Location
- 1900 N 4700 W Plain City, Utah 84404 41°17′30″N 112°05′24″W﻿ / ﻿41.29167°N 112.09000°W

Information
- Type: Public, Comprehensive
- Founded: 1994
- Principal: Alicia Mitchell
- Teaching staff: 62.41 (on an FTE basis)
- Grades: 10–12
- Enrollment: 1,448 (2024–2025)
- Average class size: 6A
- Student to teacher ratio: 23.20
- Colors: Blue and silver
- Mascot: Silverwolves
- Website: https://fremont.wsd.net

= Fremont High School (Utah) =

Public high school in Utah, United States

Fremont High School is a public high school located at 1900 North 4700 West in Plain City, Utah that serves the residents of rural Weber County. This school opened in the fall of 1994. The current principal is Alicia Mitchell. The school was named for the explorer John C. Frémont.

== Athletics ==
Fremont is a member of the Utah High School Activities Association (UHSAA) competing in Class 6A - the largest class in Utah. With the 2025-26 realignment changes approaching, it is anticipated Fremont will jump to the 5A Classification with the reduction of its enrollment numbers (Due to the opening of a new high school within what was formerly Fremont's school boundaries.
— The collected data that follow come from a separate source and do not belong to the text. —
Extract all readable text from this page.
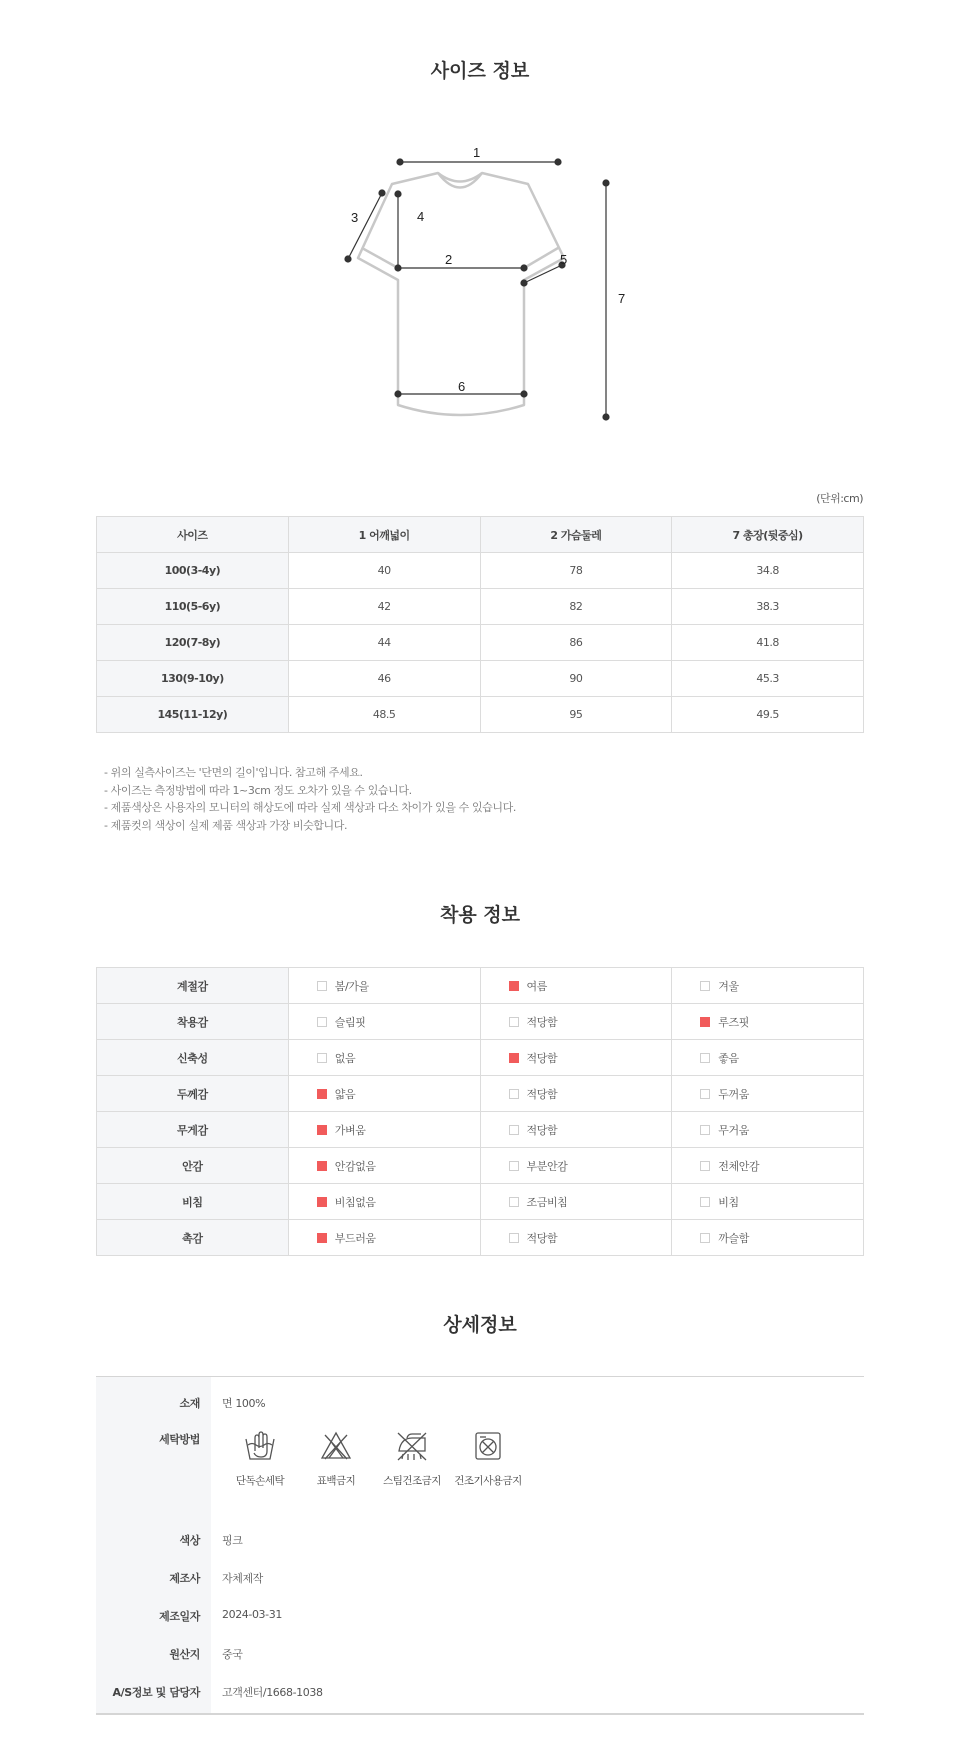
사이즈 정보
1
2
3	4
5
6
7
(단위:cm)
사이즈	1 어깨넓이	2 가슴둘레	7 총장(뒷중심)
100(3-4y)	40	78	34.8
110(5-6y)	42	82	38.3
120(7-8y)	44	86	41.8
130(9-10y)	46	90	45.3
145(11-12y)	48.5	95	49.5
- 위의 실측사이즈는 '단면의 길이'입니다. 참고해 주세요.
- 사이즈는 측정방법에 따라 1~3cm 정도 오차가 있을 수 있습니다.
- 제품색상은 사용자의 모니터의 해상도에 따라 실제 색상과 다소 차이가 있을 수 있습니다.
- 제품컷의 색상이 실제 제품 색상과 가장 비슷합니다.
착용 정보
계절감	봄/가을	여름	겨울
착용감	슬림핏	적당함	루즈핏
신축성	없음	적당함	좋음
두께감	얇음	적당함	두꺼움
무게감	가벼움	적당함	무거움
안감	안감없음	부분안감	전체안감
비침	비침없음	조금비침	비침
촉감	부드러움	적당함	까슬함
상세정보
소재 면 100%
세탁방법
단독손세탁	표백금지	스팀건조금지	건조기사용금지
색상 핑크
제조사 자체제작
제조일자 2024-03-31
원산지 중국
A/S정보 및 담당자 고객센터/1668-1038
See "Recent Changes" section below for more details.)
- Utah Region 1 football champions in 2005, 2006, 2010, 2011, 2016, 2018 and 2024
- 2nd in Utah State Football Championships in 1995, 2010, and 2011
- 2014 5A Girls' Basketball State Champions (Girls' team took 2nd in Dick's Sporting Goods Girl's High School National Championships)
- 2018 6A Girls’ Basketball State Champions
- 2021 6A Girls' Basketball State Champions
- 2020 6A Boys’ Basketball State Champions
- 2005 5A Boys' Basketball State Champions
- 2014 and 2016 5A Girls' Soccer State Runners Up
- 2014 5A Girls' Volleyball 3rd place
- 2003 5A Wrestling State Champions
- 2007 5A Boys' Baseball 3rd place

==Choirs==
Fremont Choirs have made 40 State Festival Appearances. Six choirs are maintained:
- Legacy Chamber Choir
- A'Capella Choir
- Silver Serenade
- Silver Notes
- Men's Chorus
- Handbell Choir

==Notable alumni/alumnae==
- Zac Blair, PGA golfer
- Courtney Brown, professional soccer player
- Ky Bush, MLB pitcher, Chicago White Sox
- Timea Gardiner, NCAA Women's Basketball player
- David Hale, former NFL offensive lineman, Baltimore Ravens
- Marybai Huking, paralympic goalball player
- Salesi Moa, college football wide receiver, Michigan Wolverines
- Nick Vigil, NFL linebacker for the Dallas Cowboys
- Zach Vigil, NFL linebacker

==Rivalries==
Their most notable rivals are fellow Weber County schools Weber High School and Roy High School due to their close proximity and the vast majority of Fremont students coming from Weber when Fremont opened in 1994. With subsequent boundary changes, Fremont has many students that previously attended either Roy and Weber High Schools adding the shared sense of rivalry.

==Recent changes==
In the fall of 2024, West Field High School opened in Taylor, Utah. This resulted in approximately 600-700 Fremont students switching to the new school, significantly reducing Fremont's enrollment numbers.